Urban Outfitters, Inc. (NASDAQ:URBN) has had a great year, soaring 36% over the past twelve months, while many other apparel retailers have slumped. What are Urban Outfitters’ primary catalysts for growth, and can it keep riding the rising trend?
For its fourth quarter, Urban Outfitters earned an adjusted $0.56 per share, or $83 million, up 107.4% from the prior year quarter. Despite the positive growth, earnings per share missed analyst consensus by a penny. Revenue rose 17.29% to $857 million and topped the consensus estimate of $848.24 million.
All of Urban Outfitters, Inc. (NASDAQ:URBN)’ three primary brands – its namesake stores, Free People, and Anthropologie – posted positive comparable retail segment sales growth during the quarter for a company average of 11%. Its important to note that comparable retail segment sales and comparable-store (same-store) sales are not the same thing. Comparable retail segment sales, which the company has emphasized, combines regular same-store sales with direct-to-consumer sales, which also include online purchases.
Under this metric, Urban Outfitters’ namesake stores, which offer kitschy, ironic and humorous apparel and merchandise, reported 11% growth. The stores are best known for catering to “hipster” fashion, which draws heavily from retro influences, such as classic video games and cartoon characters. Meanwhile, Anthropologie, its trendier female brand, which also sells gifts and beauty products, grew by 7%. Free People, which caters to a younger female demographic, reported 37% growth.
While all that growth sounds robust, Urban Outfitters, Inc. (NASDAQ:URBN) announced that its company-wide same-store sales were flat from the prior year. What happened? Although direct-to-consumer sales rose 44%, same-store sales flatlined due to increased returns of direct-to-consumer products at brick-and-mortar locations, which reduced total same-store sales. In other words, people returned so much stuff that it was unable to grow its mature stores at all. CFO Francis Conforti noted that total same-store sales would have been positive if it weren’t for direct-to-consumer returns at stores. Worse yet, a 2% increase in transactions was completely offset by a 2% decline in average unit price.
Slowing growth, lower prices and more returns certainly sound hazardous for Urban Outfitters, but should longer term investors be concerned? At this point, investors should study the company’s revenue growth, inventory levels and margins for signs of weakness.

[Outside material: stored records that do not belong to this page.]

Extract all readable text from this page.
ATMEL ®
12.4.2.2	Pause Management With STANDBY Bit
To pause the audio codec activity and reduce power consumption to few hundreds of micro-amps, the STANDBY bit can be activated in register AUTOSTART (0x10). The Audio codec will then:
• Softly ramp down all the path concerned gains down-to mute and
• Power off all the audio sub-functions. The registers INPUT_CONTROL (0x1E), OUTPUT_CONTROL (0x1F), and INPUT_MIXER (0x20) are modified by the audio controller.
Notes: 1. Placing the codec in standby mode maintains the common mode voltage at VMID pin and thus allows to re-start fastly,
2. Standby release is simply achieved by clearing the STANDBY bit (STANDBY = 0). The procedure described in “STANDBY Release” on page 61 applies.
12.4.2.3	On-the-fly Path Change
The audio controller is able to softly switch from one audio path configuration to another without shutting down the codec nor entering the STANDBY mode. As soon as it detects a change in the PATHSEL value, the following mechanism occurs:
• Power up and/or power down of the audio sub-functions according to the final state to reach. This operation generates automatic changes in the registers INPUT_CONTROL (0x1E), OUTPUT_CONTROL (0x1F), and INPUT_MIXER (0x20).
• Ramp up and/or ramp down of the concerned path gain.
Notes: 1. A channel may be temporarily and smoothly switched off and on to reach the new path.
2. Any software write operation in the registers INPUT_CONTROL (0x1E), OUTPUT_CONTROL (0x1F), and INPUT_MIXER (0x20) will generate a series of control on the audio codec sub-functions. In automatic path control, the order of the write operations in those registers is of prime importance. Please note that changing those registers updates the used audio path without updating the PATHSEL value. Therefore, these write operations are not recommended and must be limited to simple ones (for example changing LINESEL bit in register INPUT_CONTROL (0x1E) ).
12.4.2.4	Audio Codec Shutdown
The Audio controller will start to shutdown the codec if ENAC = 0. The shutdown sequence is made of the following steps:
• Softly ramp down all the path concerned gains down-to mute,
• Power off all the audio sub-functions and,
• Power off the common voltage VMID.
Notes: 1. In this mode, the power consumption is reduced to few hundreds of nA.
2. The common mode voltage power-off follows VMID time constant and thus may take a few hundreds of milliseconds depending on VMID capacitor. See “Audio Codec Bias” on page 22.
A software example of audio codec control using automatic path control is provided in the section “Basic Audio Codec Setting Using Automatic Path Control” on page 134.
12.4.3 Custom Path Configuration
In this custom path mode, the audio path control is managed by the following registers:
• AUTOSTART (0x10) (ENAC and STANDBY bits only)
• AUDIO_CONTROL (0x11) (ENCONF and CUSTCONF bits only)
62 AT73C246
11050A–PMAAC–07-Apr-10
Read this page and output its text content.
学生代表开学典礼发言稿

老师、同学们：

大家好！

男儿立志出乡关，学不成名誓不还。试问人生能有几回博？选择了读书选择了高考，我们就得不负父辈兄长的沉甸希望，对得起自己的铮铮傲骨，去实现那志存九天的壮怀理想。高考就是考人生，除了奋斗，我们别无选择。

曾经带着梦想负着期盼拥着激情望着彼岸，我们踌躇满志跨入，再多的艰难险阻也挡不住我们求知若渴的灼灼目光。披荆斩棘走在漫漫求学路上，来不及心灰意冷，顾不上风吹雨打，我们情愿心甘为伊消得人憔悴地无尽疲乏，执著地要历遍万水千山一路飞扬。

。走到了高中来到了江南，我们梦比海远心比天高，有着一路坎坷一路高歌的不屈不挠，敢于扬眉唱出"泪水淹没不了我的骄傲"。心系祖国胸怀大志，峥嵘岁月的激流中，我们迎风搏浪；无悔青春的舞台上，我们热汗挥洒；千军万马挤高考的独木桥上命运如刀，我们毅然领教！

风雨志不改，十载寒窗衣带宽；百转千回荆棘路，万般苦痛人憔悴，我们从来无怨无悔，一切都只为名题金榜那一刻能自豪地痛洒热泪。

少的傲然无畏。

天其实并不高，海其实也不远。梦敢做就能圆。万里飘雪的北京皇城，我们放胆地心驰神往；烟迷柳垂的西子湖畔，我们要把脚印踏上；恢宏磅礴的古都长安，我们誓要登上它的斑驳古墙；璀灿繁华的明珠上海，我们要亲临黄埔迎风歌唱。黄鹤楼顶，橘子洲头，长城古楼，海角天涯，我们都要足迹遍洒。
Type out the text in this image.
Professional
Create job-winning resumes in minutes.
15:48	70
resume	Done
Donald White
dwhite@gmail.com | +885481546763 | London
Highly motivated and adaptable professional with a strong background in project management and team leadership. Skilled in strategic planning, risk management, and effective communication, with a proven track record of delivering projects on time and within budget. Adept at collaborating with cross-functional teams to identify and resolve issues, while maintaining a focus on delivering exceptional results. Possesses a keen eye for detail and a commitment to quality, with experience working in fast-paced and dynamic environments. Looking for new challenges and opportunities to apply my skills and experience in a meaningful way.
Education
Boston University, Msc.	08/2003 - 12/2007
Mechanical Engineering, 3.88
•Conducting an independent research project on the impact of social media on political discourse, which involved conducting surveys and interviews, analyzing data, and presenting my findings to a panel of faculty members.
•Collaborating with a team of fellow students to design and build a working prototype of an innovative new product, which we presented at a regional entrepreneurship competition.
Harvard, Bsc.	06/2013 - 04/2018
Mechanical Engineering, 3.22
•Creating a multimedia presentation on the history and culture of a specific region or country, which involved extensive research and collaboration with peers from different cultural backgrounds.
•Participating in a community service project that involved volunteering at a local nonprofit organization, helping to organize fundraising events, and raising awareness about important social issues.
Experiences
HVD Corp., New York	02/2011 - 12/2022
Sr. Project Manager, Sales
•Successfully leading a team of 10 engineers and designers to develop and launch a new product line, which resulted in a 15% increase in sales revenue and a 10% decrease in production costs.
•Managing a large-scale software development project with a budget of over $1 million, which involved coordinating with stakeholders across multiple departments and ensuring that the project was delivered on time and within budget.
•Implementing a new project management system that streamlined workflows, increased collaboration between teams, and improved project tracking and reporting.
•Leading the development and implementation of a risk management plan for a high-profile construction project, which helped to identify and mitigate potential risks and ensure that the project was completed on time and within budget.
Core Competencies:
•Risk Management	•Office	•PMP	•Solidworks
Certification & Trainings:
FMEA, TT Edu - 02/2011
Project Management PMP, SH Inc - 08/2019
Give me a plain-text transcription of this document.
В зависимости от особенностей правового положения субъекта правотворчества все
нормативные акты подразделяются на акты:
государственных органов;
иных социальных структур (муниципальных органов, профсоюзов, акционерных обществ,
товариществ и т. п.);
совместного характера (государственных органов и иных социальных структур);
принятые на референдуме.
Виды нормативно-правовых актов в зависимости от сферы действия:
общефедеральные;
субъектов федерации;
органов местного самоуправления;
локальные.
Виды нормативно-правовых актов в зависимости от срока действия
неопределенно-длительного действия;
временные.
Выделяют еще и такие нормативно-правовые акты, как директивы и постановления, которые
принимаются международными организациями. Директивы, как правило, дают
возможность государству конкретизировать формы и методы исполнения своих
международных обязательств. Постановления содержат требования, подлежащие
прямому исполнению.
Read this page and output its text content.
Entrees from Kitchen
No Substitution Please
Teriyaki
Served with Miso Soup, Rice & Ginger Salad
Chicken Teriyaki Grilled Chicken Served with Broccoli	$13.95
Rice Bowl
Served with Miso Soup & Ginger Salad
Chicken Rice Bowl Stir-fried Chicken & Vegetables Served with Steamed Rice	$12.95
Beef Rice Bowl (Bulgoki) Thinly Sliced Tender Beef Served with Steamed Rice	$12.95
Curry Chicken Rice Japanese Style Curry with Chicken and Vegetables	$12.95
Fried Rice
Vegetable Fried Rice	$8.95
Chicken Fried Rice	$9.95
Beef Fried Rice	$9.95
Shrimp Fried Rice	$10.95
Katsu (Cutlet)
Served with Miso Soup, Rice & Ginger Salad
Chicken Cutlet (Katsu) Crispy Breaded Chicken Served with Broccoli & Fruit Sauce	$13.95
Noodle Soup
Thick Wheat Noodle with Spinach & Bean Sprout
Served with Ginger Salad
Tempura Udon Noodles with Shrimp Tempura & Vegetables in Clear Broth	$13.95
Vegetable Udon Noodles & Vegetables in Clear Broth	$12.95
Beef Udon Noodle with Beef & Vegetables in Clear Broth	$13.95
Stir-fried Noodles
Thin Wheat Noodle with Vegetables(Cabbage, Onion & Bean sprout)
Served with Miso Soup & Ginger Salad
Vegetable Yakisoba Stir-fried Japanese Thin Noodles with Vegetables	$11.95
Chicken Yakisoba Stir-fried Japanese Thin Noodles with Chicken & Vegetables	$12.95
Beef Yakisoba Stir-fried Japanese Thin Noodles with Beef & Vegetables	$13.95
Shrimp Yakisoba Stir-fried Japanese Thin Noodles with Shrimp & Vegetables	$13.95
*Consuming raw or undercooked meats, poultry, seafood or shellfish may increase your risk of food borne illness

Right away we can see that Urban Outfitters, Inc. (NASDAQ:URBN)’ revenue and inventories are steadily rising in a cyclical trend. Inventories tend to outpace revenue growth for most of the year, spiking near the holiday season before strong sales reduce the inventories to more stable levels. During the fourth quarter, inventories rose 13% to $282 million.
This means that Urban Outfitters, just like many other apparel retailers, relies heavily on a successful holiday season to keep growing. The company’s margins and profit growth tell a similar tale.
Look on the bright side
Although flat same-store sales have raised some concerns regarding Urban Outfitters’ growth prospects, the company opened ten new stores during the quarter, which drove a $19 million increase in non-comparable store sales. Its strong growth in the direct-to-consumer channel, which has also been a major growth driver for industry peers Abercrombie & Fitch Co. (NYSE:ANF) and The Gap Inc. (NYSE:GPS), is also extremely encouraging.
Urban Outfitters, Inc. (NASDAQ:URBN)’ increased growth in this channel was a direct result of heavier investments in fulfillment centers, technological advances, product offerings and the addition of new creative staff. This produced a better selection of seasonal products, a wider range of product categories, more creative catalog designs and web-exclusive products.